Neue Materialien im Prototyp von NEC erhöhen die Energiedichte des Akkus.
Neue Materialien im Prototyp von NEC erhöhen die Energiedichte des Akkus.

Das japanische Unternehmen NEC hat die Energiedichte eines speziellen Lithium-Ionen-Akkus um 30 Prozent erhöht. Der neu entwickelte Prototyp verfügt über Mangan-basierte Kathoden und enthält eine neuartige Elektrolytlösung.

Die höhere Energiedichte bewirkt NEC durch eine Erhöhung der durchschnittlichen Betriebsspannung des Akkus von 3,8 auf 4,5 V. Dazu setzt das Unternehmen Kathoden mit Spinell-Struktur ein, die auf Mangan basieren und zusätzlich mit Nickel versetzt sind. Damit steigt die Energiedichte von 150 Wh/kg auf 200 Wh/kg – der Prototyp wiegt also etwa 30 Prozent weniger als ein herkömmlicher Akku mit derselben Energiedichte, umgekehrt speichert er mehr Energie als Akkus mit demselben Gewicht.

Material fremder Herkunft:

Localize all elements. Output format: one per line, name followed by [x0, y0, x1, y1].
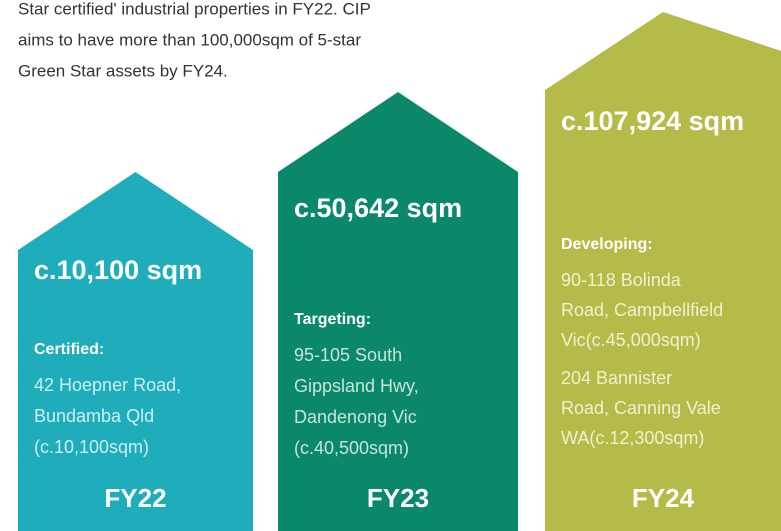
address-line: Road, Campbellfield [561, 300, 723, 320]
column-heading: c.10,100 sqm [34, 255, 202, 285]
group-label: Targeting: [294, 311, 371, 328]
intro-text: Star certified' industrial properties in… [18, 0, 371, 18]
group-label: Certified: [34, 341, 104, 358]
house-shape [278, 92, 518, 531]
intro-text: Green Star assets by FY24. [18, 61, 228, 80]
address-line: 42 Hoepner Road, [34, 375, 181, 395]
address-line: (c.10,100sqm) [34, 437, 149, 457]
year-label: FY23 [367, 483, 429, 513]
address-line: 90-118 Bolinda [561, 270, 682, 290]
column-heading: c.107,924 sqm [561, 106, 744, 136]
column-heading: c.50,642 sqm [294, 193, 462, 223]
address-line: (c.40,500sqm) [294, 438, 409, 458]
address-line: 95-105 South [294, 345, 402, 365]
group-label: Developing: [561, 236, 653, 253]
intro-text: aims to have more than 100,000sqm of 5-s… [18, 30, 361, 49]
address-line: WA(c.12,300sqm) [561, 428, 704, 448]
year-label: FY22 [104, 483, 166, 513]
address-line: Road, Canning Vale [561, 398, 721, 418]
address-line: Dandenong Vic [294, 407, 417, 427]
address-line: 204 Bannister [561, 368, 672, 388]
house-shape [18, 172, 253, 531]
address-line: Vic(c.45,000sqm) [561, 330, 701, 350]
house-shape [545, 12, 781, 531]
address-line: Gippsland Hwy, [294, 376, 419, 396]
address-line: Bundamba Qld [34, 406, 154, 426]
year-label: FY24 [632, 483, 695, 513]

Die höhere Spannung erleichtert jedoch die Oxidation an der Stelle, an der die Oberfläche der Kathoden mit der Elektrolytlösung in Kontakt kommt. Deshalb hat NEC das bisherige, auf Karbonat basierende, Lösungsmittel durch ein fluorhaltiges ersetzt, und so eine Elektrolytlösung erhalten, die gegen Oxidation resistent ist. Nach 500 Lade- und Entladezyklen bei 20 °C beträgt die Ladekapazität der neuen Akkus noch 80 Prozent der ursprünglichen Kapazität, bei 45 °C bleiben noch 60 Prozent der Kapazität übrig. Zukünftig sollen diese Akkus die Reichweite von Elektrofahrzeugen erhöhen und gleichzeitig das Gesamtgewicht verringern.